Era como o pior pesadelo que pudesse haver. Mas não era um pesadelo. Era tudo verdade e estava exatamente à minha frente. Eu podia tocar, cheirar e ouvir.

Creio que fiquei tão chocado que não pude esboçar reações físicas convincentes. Eu queria levantar, dar uma ultima olhada, deixar que tudo o que houvesse dentro de mim fosse vomitado pelos meus olhos, como se toda a minha mente tivesse bebido demais a pior bebida que pode haver no mundo, qualquer misto de cachaça barata, veneno, insetos e restos… Talvez seja esse o gosto real do pesadelo, algo muito longe das visões romantizadas onde era um delicioso cálice amargo.

Talvez seja assim enquanto pesadelo.

Mas eu não podia. Aliás, podia. Mas eu definitivamente não podia. Mesmo podendo.

É estranho pensar com clareza quando a cabeça não funciona corretamente. Digo isso porque textos como esse, escritos à parede, só conseguem sair sob condições extremas, tanto física quanto psicologicamente. Extremo. Extremo. Extremo.

Há um preço a se pagar por tudo. Um dos preços cruéis que a realidade cobra é a de querer se sustentar sobre os próprios pés, fingir um equilíbrio, mesmo quando não se consegue enxergar o próprio palmo à frente de tanta embriaguez. E embriaguez, reforço, por bebidas ruins, baratas, podres.

É provável que algum pensador antigo conseguisse descrever melhor isso tudo, sinto falta de Aristóteles ou Homero (se é que ele existiu) ou qualquer outro que se vê nos livros medíocres. Tantas visões refutadas cientificamente, sob métodos minunciosamente planejados… Protesto. Não acredito em métodos minunciosamente planejados. O mundo é como o mundo pode ser. Não como sempre foi nem como sempre será.

Olhar pro céu é uma experiência fantástica.

Não vomitei quando deveria, mas escrever em paredes (mesmo que com pedaços de ferro que despertam aflição em pessoas mais sensatas) é um bom modo de se fazer isso. Espantar os demônios que habitam a cela, não deixá-los dormir. É o que eles deveriam fazer com você, afinal, mas os papéis se invertem e tudo o que eles almejam é voltar para o inferno e ter um sono tranqüilo.

Isso é bom, se for analisado. Tanto querem invadir a realidade que não suportam e voltam ao inferno. Vomitar é uma maneira de se manter no que é convencionado como “real”. É afastar maus fluidos, é ser mais vivo.

Não devemos ficar orgulhosos de como somos pequenos, mas sim por termos alguma coisa que nos faça ter consciência de que o somos. Contemplar a irrelevância é difícil.

Espero que os riscos nessas paredes fiquem suficientemente fundos; não sei quando mais alguém achará esse lugar, essa cela em que eu mesmo me tranquei e joguei fora a chave sem comida nem bebida.

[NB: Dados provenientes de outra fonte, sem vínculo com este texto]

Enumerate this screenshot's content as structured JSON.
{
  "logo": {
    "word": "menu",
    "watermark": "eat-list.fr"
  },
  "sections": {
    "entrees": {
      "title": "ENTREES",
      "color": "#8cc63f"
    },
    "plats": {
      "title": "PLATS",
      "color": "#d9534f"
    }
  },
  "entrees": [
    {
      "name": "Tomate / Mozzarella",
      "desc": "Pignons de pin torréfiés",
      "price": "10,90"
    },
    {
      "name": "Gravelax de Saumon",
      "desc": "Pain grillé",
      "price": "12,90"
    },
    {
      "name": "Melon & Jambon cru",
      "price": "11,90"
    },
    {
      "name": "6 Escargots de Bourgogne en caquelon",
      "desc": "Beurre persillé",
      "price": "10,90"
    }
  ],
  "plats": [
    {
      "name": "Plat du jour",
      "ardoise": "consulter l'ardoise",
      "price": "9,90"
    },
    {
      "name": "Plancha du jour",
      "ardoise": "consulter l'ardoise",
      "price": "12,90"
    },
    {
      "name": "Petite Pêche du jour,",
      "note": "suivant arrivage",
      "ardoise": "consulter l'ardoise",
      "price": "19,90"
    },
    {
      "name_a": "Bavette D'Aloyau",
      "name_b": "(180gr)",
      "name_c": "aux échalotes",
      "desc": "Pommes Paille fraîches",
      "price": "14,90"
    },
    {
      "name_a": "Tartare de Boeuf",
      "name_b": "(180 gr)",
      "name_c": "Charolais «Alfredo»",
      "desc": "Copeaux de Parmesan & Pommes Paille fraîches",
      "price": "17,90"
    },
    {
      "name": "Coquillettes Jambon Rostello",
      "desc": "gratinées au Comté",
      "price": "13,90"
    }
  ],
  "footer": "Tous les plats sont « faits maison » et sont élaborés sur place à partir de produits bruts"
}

Por aqui, se alguém de algum lugar está lendo, passou um ser que contemplou um pesadelo nunca imaginado tornando-se realidade, e realizou o caminho inverso das coisas: normalmente alguém tem um pesadelo antes. No entanto, eu tive depois. Várias e várias noites, até mesmo antes de dormir.

Espero, do fundo do que me resta a ser chamado de “sentimento”, que nenhum, nenhum de vocês passe por isso.

Não é bom.

Mas, se acontecer, não se deixe cegar. Aquilo que faz olhar para o céu todas as noites e esboçar uma sensação confortável não pode ser apagado por uma overdose de veneno. A diferença é o tamanho da dose, não?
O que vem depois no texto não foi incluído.